While no one can predict the future, being able to spot your triggers puts you in a better position to take care of yourself, Ms Evans said. Even taking a few deep breaths, going for a walk or talking to a friend calms you down, making you less likely to resort to impulsive actions, she said.

Boundaries help us feel secure in relationships, and they can also keep our financial behaviors in check.

For example, Ms. Evans recommends that overspenders remove credit cards from apps and online stores. The thrill of shopping provides a dopamine rush that can interfere with your self-control, she said. But if your credit card isn’t convenient, it’s harder to indulge.

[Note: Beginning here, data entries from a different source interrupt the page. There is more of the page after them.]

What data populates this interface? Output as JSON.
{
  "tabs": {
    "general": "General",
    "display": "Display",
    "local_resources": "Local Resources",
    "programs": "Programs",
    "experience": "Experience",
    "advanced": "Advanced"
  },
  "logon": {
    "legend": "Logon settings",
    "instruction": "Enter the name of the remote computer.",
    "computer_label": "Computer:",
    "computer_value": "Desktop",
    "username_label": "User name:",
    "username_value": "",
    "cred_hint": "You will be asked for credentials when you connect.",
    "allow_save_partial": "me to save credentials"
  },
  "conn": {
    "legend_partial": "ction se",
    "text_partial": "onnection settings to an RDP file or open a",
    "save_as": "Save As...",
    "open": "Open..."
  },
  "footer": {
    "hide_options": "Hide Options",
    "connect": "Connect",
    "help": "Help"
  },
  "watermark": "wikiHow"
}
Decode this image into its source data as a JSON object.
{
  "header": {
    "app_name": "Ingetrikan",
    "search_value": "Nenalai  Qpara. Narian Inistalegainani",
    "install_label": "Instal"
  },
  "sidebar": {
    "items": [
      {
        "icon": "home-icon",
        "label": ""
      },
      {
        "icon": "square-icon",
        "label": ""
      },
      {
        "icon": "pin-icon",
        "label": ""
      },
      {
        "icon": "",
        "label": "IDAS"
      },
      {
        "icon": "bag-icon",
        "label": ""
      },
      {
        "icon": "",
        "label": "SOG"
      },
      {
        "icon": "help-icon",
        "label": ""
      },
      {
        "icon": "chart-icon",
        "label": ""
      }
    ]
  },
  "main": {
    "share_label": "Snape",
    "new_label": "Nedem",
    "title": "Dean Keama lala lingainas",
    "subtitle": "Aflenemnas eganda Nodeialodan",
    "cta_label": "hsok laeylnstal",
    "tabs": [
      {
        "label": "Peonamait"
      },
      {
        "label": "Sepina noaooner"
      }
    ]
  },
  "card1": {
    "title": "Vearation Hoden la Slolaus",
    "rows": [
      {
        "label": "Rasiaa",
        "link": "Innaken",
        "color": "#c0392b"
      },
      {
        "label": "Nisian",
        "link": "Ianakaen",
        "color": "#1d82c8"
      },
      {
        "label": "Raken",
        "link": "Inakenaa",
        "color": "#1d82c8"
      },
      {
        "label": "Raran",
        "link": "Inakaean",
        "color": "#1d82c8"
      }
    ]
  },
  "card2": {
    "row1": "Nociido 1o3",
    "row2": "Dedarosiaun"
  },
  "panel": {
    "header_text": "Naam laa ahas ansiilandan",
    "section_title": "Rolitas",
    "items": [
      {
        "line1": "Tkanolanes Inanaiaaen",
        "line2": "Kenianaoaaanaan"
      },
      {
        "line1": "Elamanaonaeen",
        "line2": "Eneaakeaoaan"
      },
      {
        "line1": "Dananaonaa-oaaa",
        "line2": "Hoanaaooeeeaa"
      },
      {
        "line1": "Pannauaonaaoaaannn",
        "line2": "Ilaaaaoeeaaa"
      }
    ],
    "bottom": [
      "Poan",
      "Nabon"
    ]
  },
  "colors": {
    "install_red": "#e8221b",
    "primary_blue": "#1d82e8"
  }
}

People who avoid money may take small risks, such as pushing themselves to spend $10 or $20 on a joyful experience. Dr. Melkumian calls this “compulsive splurging,” and said it’s one way to get out of your comfort zone. It does the opposite of what the negative emotion is telling you, he said.

Any behavior that captures avoidance is also useful. Ms. Griffith suggested setting up automatic transfers of money from your checking account to your savings each month. You can also automate your monthly bill payments and allocate funds from each paycheck to your retirement account.

Recovering from financial trauma is a two-pronged approach. You have to deal with the financial aspect as well as the trauma that caused it, Mr. Faupl said.

Talking with a financial therapist who specializes in financial trauma is the first step. With a background in psychology and money, the financial therapist can help you understand the connection between your painful experience and your financial issues. For example, if your family fought about money when you were a child, Mr. Faupl said, you might avoid difficult financial conversations as an adult. Or if you grew up without financial security, you can accumulate money later in life.

In addition to therapy, taking a financial literacy course or talking to a financial advisor can set you up for success.

As part of her recovery, Ms. Chapman turned to psychotherapy and financial education. However, none of her therapists made the connection between her trauma and money problems. She was told to exercise willpower, which led to more shame, she admitted. Hoping to educate others, Ms. Chapman co-founded the Trauma of Moneyan educational website that teaches financial trauma literacy classes.

Mr. Sabree also strives to help others, especially those in the Black community, develop healthier financial habits. In his personal and professional experience, financial trauma never really goes away.

“It’s not like turning off a light switch,” he said. It can’t be erased, but you can work through it.